ImportantToo much dirty data can affect the overall speed of the sync task.
If not configured, dirty data is allowed by default. The task continues to run even if dirty data is generated.
If set to 0, dirty data is not allowed. If dirty data is generated during synchronization, the task fails and exits.
If you allow dirty data and set a threshold:
If the amount of dirty data is within the threshold, the sync task ignores the dirty data (it is not written to the target) and runs normally.
If the amount of dirty data exceeds the threshold, the sync task fails and exits.
NoteCriteria for dirty data: Dirty data is data that is meaningless to the business, has an invalid format, or causes problems during synchronization. A single record that causes an exception when being written to the target data source is considered dirty data. Therefore, any data that fails to be written is classified as dirty data.
For example, writing VARCHAR data from the source to an INT column in the target can cause an invalid conversion, resulting in dirty data that cannot be written. When you configure a sync task, you can control whether dirty data is allowed and set a limit on the number of dirty data records. If the number of dirty records exceeds the specified limit, the task fails.

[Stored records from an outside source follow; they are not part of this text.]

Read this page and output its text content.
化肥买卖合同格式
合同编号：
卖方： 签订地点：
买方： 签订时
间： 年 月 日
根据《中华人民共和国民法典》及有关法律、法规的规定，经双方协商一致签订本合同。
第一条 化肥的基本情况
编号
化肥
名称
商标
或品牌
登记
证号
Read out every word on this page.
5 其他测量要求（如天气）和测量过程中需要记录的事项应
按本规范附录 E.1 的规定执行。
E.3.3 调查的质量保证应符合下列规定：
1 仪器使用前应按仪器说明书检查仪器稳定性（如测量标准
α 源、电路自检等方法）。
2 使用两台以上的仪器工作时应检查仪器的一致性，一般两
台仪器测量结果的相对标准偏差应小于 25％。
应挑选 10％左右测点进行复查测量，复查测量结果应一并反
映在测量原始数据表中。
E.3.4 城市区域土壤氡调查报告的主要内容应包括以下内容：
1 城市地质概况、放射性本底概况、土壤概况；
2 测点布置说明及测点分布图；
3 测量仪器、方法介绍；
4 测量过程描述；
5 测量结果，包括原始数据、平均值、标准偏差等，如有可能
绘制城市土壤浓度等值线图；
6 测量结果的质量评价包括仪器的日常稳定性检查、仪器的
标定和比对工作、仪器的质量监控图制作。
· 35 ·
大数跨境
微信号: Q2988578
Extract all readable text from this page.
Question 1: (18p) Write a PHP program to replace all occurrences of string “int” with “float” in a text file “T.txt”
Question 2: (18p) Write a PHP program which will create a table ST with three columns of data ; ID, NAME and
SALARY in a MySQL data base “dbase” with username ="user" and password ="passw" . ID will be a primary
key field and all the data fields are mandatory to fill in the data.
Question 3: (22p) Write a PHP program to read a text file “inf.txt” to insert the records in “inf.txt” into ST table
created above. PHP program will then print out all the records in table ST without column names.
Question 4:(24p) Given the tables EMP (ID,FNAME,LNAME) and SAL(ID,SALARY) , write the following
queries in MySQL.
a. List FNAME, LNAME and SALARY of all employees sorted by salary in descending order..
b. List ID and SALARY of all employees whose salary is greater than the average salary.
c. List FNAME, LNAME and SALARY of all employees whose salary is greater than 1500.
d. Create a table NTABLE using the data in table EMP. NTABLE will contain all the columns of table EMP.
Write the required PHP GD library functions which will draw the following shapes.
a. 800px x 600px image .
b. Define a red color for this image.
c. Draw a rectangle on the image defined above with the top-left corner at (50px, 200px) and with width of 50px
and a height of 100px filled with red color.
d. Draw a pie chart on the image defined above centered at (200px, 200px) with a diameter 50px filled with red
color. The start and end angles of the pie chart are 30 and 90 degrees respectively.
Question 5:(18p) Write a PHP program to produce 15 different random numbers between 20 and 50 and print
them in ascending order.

NoteThe overall synchronization speed of a task is affected by the preceding configurations, the performance of the source data source, and the synchronization network environment. For more information about synchronization speed and tuning, see Tune a batch synchronization task.
Step 5: Configure scheduling properties
If a batch synchronization task needs to run on a recurring schedule, you must configure its automatic scheduling properties. To do this, go to the configuration page of the batch synchronization node and click Schedule in the right-side pane. The following sections describe how to configure the scheduling properties for a node in a sync task. For more information about how to use scheduling parameters, see Notes on using scheduling parameters in Data Integration.
Configure node scheduling properties: Assign scheduling parameters to the variables used in the task configuration phase. You can assign values to all variables defined in the preceding configurations. Both constants and variables are supported.
Configure time properties: Define how the task is periodically scheduled in the production environment. In the Time Properties section of the scheduling configuration, you can configure properties such as how recurring instances are generated, the scheduling type, and the scheduling cycle.
Configure resource properties: Define the scheduling resource group used to dispatch the current task to the Data Integration task execution resource. In the Resource Properties section of the scheduling configuration, you can select the resource group to use for task scheduling and runtime.
NoteBatch synchronization tasks in Data Integration are dispatched through scheduling resource groups to the corresponding Data Integration task execution resource groups to run. This process incurs scheduling-related fees. For more information about the task dispatch mechanism, see Task dispatch mechanism.
Step 6: Commit and publish the task
After the task passes the test run, if the task needs to run on a recurring schedule, you can click the icon at the top of the node configuration page to publish the task to the production environment. For more information about how to publish tasks, see Publish a task.
What to do next
After the batch synchronization task is deployed to the production environment, you can go to Operation Center in the production environment to view the task. For information about how to perform O&M operations for a batch synchronization task, such as running and managing the task, monitoring the status of the task, and performing O&M for the resource group that is used to run the task, see O&M for batch synchronization tasks.